サヤの色とエンドウの形を決定する対立遺伝子は、それぞれ5番と7番の染色体上にあるため、連結されていません。その他の形質については、連結されていないことは組み換えによって説明できます。減数第一分裂前期では、染色体のペアが並び、乗換えがおこり、相同な遺伝子セグメントが入れ替わる、いわゆる組換えが行われます。染色体上の2つの遺伝子座が互いに近ければ近いほど、それらが同じ組換えセグメント上にある可能性が高くなり、結果的に一緒に遺伝することになります。同様に、離れた場所にある遺伝子座は、より多くの組み換えイベントによって分割されるため、別々に遺伝する可能性が高くなります。
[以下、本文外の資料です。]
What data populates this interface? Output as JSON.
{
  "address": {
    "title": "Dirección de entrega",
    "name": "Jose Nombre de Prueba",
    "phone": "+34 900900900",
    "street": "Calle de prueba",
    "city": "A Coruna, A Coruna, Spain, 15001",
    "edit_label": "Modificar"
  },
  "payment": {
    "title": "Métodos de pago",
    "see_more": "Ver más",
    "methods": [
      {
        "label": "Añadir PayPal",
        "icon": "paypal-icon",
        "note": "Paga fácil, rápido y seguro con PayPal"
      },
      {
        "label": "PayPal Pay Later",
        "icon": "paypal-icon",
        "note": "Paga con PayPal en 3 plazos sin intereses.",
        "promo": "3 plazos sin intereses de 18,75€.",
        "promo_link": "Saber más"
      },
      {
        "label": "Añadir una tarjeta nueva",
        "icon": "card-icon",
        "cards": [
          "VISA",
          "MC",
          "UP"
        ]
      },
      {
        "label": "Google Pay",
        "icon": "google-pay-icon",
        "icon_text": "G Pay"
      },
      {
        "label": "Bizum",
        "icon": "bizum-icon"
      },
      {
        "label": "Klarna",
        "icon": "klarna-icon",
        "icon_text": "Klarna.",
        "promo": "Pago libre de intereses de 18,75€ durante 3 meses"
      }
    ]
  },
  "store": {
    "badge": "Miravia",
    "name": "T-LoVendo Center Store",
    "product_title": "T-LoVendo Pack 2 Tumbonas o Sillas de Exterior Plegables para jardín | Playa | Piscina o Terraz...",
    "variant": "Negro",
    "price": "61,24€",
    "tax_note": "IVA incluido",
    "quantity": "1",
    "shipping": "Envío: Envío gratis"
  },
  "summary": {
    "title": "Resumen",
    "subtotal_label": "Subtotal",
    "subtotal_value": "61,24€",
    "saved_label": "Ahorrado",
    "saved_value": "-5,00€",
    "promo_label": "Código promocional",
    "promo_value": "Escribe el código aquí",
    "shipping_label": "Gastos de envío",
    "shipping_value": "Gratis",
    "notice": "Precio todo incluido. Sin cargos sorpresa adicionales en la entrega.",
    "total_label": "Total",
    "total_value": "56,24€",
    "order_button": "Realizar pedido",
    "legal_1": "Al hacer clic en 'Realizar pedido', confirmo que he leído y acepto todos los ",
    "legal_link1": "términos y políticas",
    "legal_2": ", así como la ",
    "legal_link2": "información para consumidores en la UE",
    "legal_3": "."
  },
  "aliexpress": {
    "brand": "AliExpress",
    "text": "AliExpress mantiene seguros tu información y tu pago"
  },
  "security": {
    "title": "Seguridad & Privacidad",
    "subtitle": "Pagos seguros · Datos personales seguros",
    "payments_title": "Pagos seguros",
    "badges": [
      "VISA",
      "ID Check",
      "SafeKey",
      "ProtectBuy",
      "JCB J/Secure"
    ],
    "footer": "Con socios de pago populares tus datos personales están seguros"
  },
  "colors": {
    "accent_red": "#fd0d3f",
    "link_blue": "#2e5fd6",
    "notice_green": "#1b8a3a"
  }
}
メンデルの形質に話を戻すと、エンドウ豆と花の色は、1番染色体上の離れた2つの遺伝子座で決まります。同様に、花の位置を決める遺伝子座は、他の4番染色体上の、さやの形や植物の高さの遺伝子座とは離れています。したがって組換えにより、これらの交配で連鎖が現れなかったのは当然のことです。しかし、「さやの形」と「植物の高さ」の遺伝子座は、4番染色体の中では非常に近く、何らかの連鎖があると考えられます。メンデルはこの交配の結果を発表していません。これは単にこのような実験を行わなかっただけで、連鎖の発見にはあと一歩足りなかったのかもしれません。